# Mexico 1 -cameroon 0 !!



## Isla Verde (Oct 19, 2011)

México vence a Camerún 1-0 en debut mundialista | Mundial Brasil 2014


----------



## Hound Dog (Jan 18, 2009)

It should have been Mexico 3 , Cameroon 0 except for bad officiatiing. Mexico clearly dominated. Spain is now losing big time to The Netherlands. This sholdl be lots of fun as we move toward the final rounds.


----------



## joaquinx (Jul 3, 2010)

Looking forward to a tie between Cameroon and Croatia. If Mexico can tie Croatia, we're in.

Remember that Holland lost to Spain in the Finals in S. Africa.


----------



## Isla Verde (Oct 19, 2011)

joaquinx said:


> Looking forward to a tie between Cameroon and Croatia.
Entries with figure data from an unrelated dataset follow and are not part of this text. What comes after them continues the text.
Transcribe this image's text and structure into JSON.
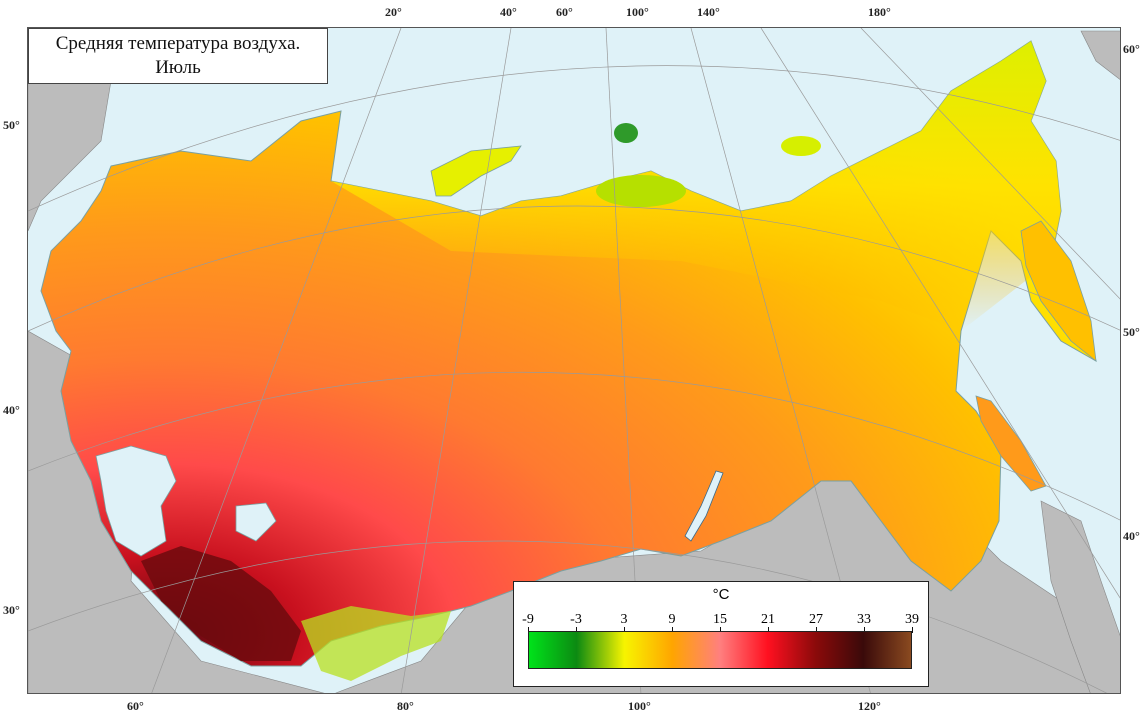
{
  "title": {
    "line1": "Средняя температура воздуха.",
    "line2": "Июль"
  },
  "longitude_labels_top": [
    "20°",
    "40°",
    "60°",
    "100°",
    "140°",
    "180°"
  ],
  "longitude_labels_bottom": [
    "60°",
    "80°",
    "100°",
    "120°"
  ],
  "latitude_labels_left": [
    "50°",
    "40°",
    "30°"
  ],
  "latitude_labels_right": [
    "60°",
    "50°",
    "40°"
  ],
  "legend": {
    "unit": "°C",
    "ticks": [
      "-9",
      "-3",
      "3",
      "9",
      "15",
      "21",
      "27",
      "33",
      "39"
    ],
    "colors": [
      "#00e31a",
      "#0c8a12",
      "#f7f400",
      "#ffa500",
      "#ff7f7f",
      "#ff1020",
      "#8b0a0a",
      "#3a0a0a",
      "#8a4a20"
    ]
  },
  "map_colors": {
    "sea": "#dff2f8",
    "foreign_land": "#bcbcbc",
    "arctic_cool": "#c8f000",
    "north": "#fff000",
    "central": "#ff9a1a",
    "south": "#ff4a4a",
    "hot": "#7a0a10"
  }
}
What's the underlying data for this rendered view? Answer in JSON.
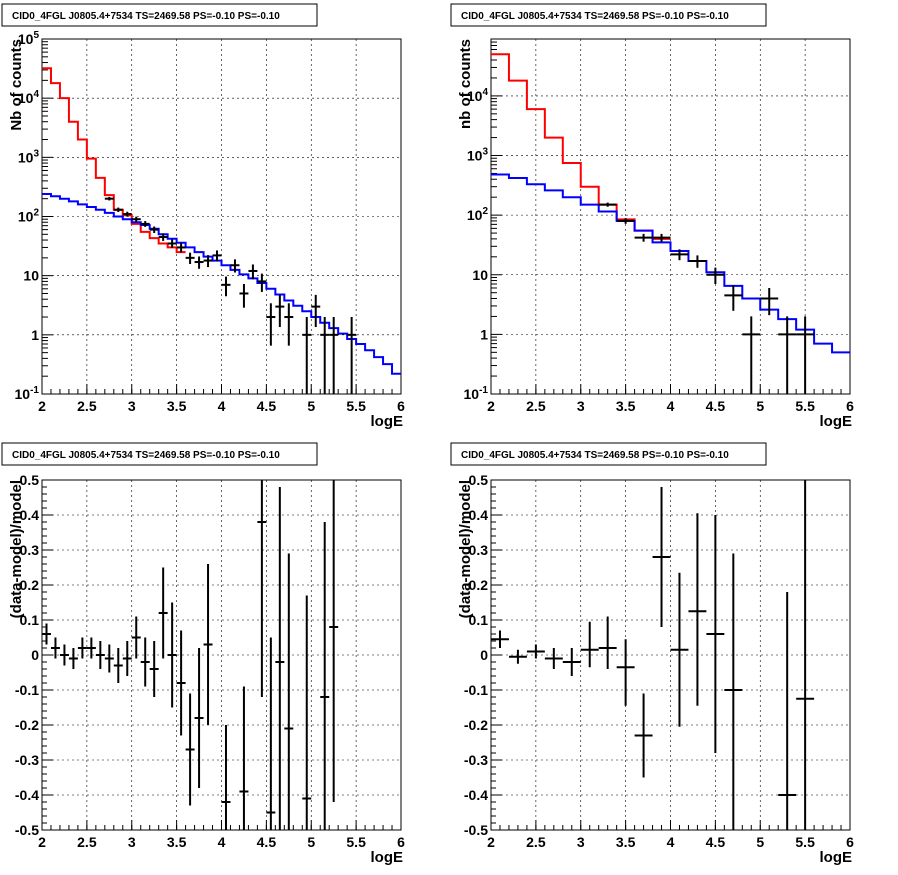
{
  "chart_data": [
    {
      "type": "line",
      "title": "CID0_4FGL J0805.4+7534 TS=2469.58 PS=-0.10 PS=-0.10",
      "xlabel": "logE",
      "ylabel": "Nb of counts",
      "yscale": "log",
      "xlim": [
        2,
        6
      ],
      "ylim": [
        0.1,
        100000
      ],
      "grid": true,
      "xticks": [
        "2",
        "2.5",
        "3",
        "3.5",
        "4",
        "4.5",
        "5",
        "5.5",
        "6"
      ],
      "yticks": [
        "10^-1",
        "1",
        "10",
        "10^2",
        "10^3",
        "10^4",
        "10^5"
      ],
      "bin_width": 0.1,
      "series": [
        {
          "style": "step",
          "color": "#ff0000",
          "x": [
            2.0,
            2.1,
            2.2,
            2.3,
            2.4,
            2.5,
            2.6,
            2.7,
            2.8,
            2.9,
            3.0,
            3.1,
            3.2,
            3.3,
            3.4,
            3.5
          ],
          "values": [
            32000,
            18000,
            10000,
            4000,
            2000,
            950,
            450,
            230,
            130,
            105,
            75,
            55,
            43,
            35,
            30,
            25
          ]
        },
        {
          "style": "step",
          "color": "#0000ff",
          "x": [
            2.0,
            2.1,
            2.2,
            2.3,
            2.4,
            2.5,
            2.6,
            2.7,
            2.8,
            2.9,
            3.0,
            3.1,
            3.2,
            3.3,
            3.4,
            3.5,
            3.6,
            3.7,
            3.8,
            3.9,
            4.0,
            4.1,
            4.2,
            4.3,
            4.4,
            4.5,
            4.6,
            4.7,
            4.8,
            4.9,
            5.0,
            5.1,
            5.2,
            5.3,
            5.4,
            5.5,
            5.6,
            5.7,
            5.8,
            5.9
          ],
          "values": [
            240,
            220,
            200,
            180,
            160,
            145,
            130,
            115,
            100,
            90,
            80,
            72,
            62,
            50,
            42,
            36,
            30,
            25,
            21,
            18,
            15,
            12.5,
            10.5,
            9,
            7.5,
            6,
            4.8,
            3.8,
            3.1,
            2.5,
            2,
            1.6,
            1.3,
            1.05,
            0.85,
            0.7,
            0.55,
            0.42,
            0.32,
            0.22
          ]
        },
        {
          "style": "points",
          "color": "#000000",
          "x": [
            2.75,
            2.85,
            2.95,
            3.05,
            3.15,
            3.25,
            3.35,
            3.45,
            3.55,
            3.65,
            3.75,
            3.85,
            3.95,
            4.05,
            4.15,
            4.25,
            4.35,
            4.45,
            4.55,
            4.65,
            4.75,
            4.95,
            5.05,
            5.15,
            5.25,
            5.45
          ],
          "values": [
            200,
            130,
            110,
            90,
            75,
            60,
            45,
            35,
            30,
            20,
            17,
            18,
            22,
            7,
            15,
            5,
            12,
            8,
            2,
            3,
            2,
            1,
            3,
            1,
            1,
            1
          ]
        }
      ]
    },
    {
      "type": "line",
      "title": "CID0_4FGL J0805.4+7534 TS=2469.58 PS=-0.10 PS=-0.10",
      "xlabel": "logE",
      "ylabel": "nb of counts",
      "yscale": "log",
      "xlim": [
        2,
        6
      ],
      "ylim": [
        0.1,
        90000
      ],
      "grid": true,
      "xticks": [
        "2",
        "2.5",
        "3",
        "3.5",
        "4",
        "4.5",
        "5",
        "5.5",
        "6"
      ],
      "yticks": [
        "10^-1",
        "1",
        "10",
        "10^2",
        "10^3",
        "10^4"
      ],
      "bin_width": 0.2,
      "series": [
        {
          "style": "step",
          "color": "#ff0000",
          "x": [
            2.0,
            2.2,
            2.4,
            2.6,
            2.8,
            3.0,
            3.2,
            3.4,
            3.6,
            3.8
          ],
          "values": [
            50000,
            18000,
            6000,
            2000,
            750,
            300,
            150,
            85,
            55,
            40
          ]
        },
        {
          "style": "step",
          "color": "#0000ff",
          "x": [
            2.0,
            2.2,
            2.4,
            2.6,
            2.8,
            3.0,
            3.2,
            3.4,
            3.6,
            3.8,
            4.0,
            4.2,
            4.4,
            4.6,
            4.8,
            5.0,
            5.2,
            5.4,
            5.6,
            5.8
          ],
          "values": [
            480,
            420,
            330,
            260,
            200,
            150,
            115,
            80,
            55,
            35,
            25,
            17,
            11,
            6.5,
            4,
            2.6,
            1.8,
            1.2,
            0.7,
            0.5
          ]
        },
        {
          "style": "points",
          "color": "#000000",
          "x": [
            3.3,
            3.5,
            3.7,
            3.9,
            4.1,
            4.3,
            4.5,
            4.7,
            4.9,
            5.1,
            5.3,
            5.5
          ],
          "values": [
            150,
            80,
            42,
            42,
            22,
            17,
            10,
            4.5,
            1,
            4,
            1,
            1
          ]
        }
      ]
    },
    {
      "type": "scatter",
      "title": "CID0_4FGL J0805.4+7534 TS=2469.58 PS=-0.10 PS=-0.10",
      "xlabel": "logE",
      "ylabel": "(data-model)/model",
      "xlim": [
        2,
        6
      ],
      "ylim": [
        -0.5,
        0.5
      ],
      "grid": true,
      "xticks": [
        "2",
        "2.5",
        "3",
        "3.5",
        "4",
        "4.5",
        "5",
        "5.5",
        "6"
      ],
      "yticks": [
        "-0.5",
        "-0.4",
        "-0.3",
        "-0.2",
        "-0.1",
        "0",
        "0.1",
        "0.2",
        "0.3",
        "0.4",
        "0.5"
      ],
      "bin_width": 0.1,
      "series": [
        {
          "color": "#000000",
          "x": [
            2.05,
            2.15,
            2.25,
            2.35,
            2.45,
            2.55,
            2.65,
            2.75,
            2.85,
            2.95,
            3.05,
            3.15,
            3.25,
            3.35,
            3.45,
            3.55,
            3.65,
            3.75,
            3.85,
            4.05,
            4.25,
            4.45,
            4.55,
            4.65,
            4.75,
            4.95,
            5.15,
            5.25
          ],
          "values": [
            0.06,
            0.02,
            0.0,
            -0.01,
            0.02,
            0.02,
            0.0,
            -0.01,
            -0.03,
            -0.01,
            0.05,
            -0.02,
            -0.04,
            0.12,
            0.0,
            -0.08,
            -0.27,
            -0.18,
            0.03,
            -0.42,
            -0.39,
            0.38,
            -0.45,
            -0.02,
            -0.21,
            -0.41,
            -0.12,
            0.08
          ],
          "err_low": [
            0.03,
            0.03,
            0.03,
            0.03,
            0.03,
            0.03,
            0.04,
            0.04,
            0.05,
            0.05,
            0.06,
            0.07,
            0.08,
            0.13,
            0.15,
            0.15,
            0.16,
            0.2,
            0.23,
            0.35,
            0.4,
            0.5,
            0.5,
            0.5,
            0.5,
            0.5,
            0.5,
            0.5
          ],
          "err_high": [
            0.03,
            0.03,
            0.03,
            0.03,
            0.03,
            0.03,
            0.04,
            0.04,
            0.05,
            0.05,
            0.06,
            0.07,
            0.08,
            0.13,
            0.15,
            0.15,
            0.16,
            0.2,
            0.23,
            0.22,
            0.3,
            0.5,
            0.5,
            0.5,
            0.5,
            0.58,
            0.5,
            0.5
          ]
        }
      ]
    },
    {
      "type": "scatter",
      "title": "CID0_4FGL J0805.4+7534 TS=2469.58 PS=-0.10 PS=-0.10",
      "xlabel": "logE",
      "ylabel": "(data-model)/model",
      "xlim": [
        2,
        6
      ],
      "ylim": [
        -0.5,
        0.5
      ],
      "grid": true,
      "xticks": [
        "2",
        "2.5",
        "3",
        "3.5",
        "4",
        "4.5",
        "5",
        "5.5",
        "6"
      ],
      "yticks": [
        "-0.5",
        "-0.4",
        "-0.3",
        "-0.2",
        "-0.1",
        "0",
        "0.1",
        "0.2",
        "0.3",
        "0.4",
        "0.5"
      ],
      "bin_width": 0.2,
      "series": [
        {
          "color": "#000000",
          "x": [
            2.1,
            2.3,
            2.5,
            2.7,
            2.9,
            3.1,
            3.3,
            3.5,
            3.7,
            3.9,
            4.1,
            4.3,
            4.5,
            4.7,
            5.3,
            5.5
          ],
          "values": [
            0.045,
            -0.005,
            0.01,
            -0.01,
            -0.02,
            0.015,
            0.02,
            -0.035,
            -0.23,
            0.28,
            0.015,
            0.125,
            0.06,
            -0.1,
            -0.4,
            -0.125
          ],
          "err_low": [
            0.025,
            0.02,
            0.02,
            0.03,
            0.04,
            0.05,
            0.06,
            0.11,
            0.12,
            0.2,
            0.22,
            0.27,
            0.34,
            0.4,
            0.5,
            0.5
          ],
          "err_high": [
            0.025,
            0.02,
            0.02,
            0.03,
            0.04,
            0.08,
            0.09,
            0.08,
            0.12,
            0.2,
            0.22,
            0.28,
            0.34,
            0.39,
            0.58,
            0.8
          ]
        }
      ]
    }
  ]
}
If Mexico can tie Croatia, we're in.
> 
> Remember that Holland lost to Spain in the Finals in S. Africa.


We'll have to keep our fingers crossed:fingerscrossed:. I'm going to wear my lucky _aretes tricolores_ for more luck!

Wow, Spain just lost to The Netherlands 5 -1.


----------



## citlali (Mar 4, 2013)

Yes that was some game...The Netherlands stumped them .


----------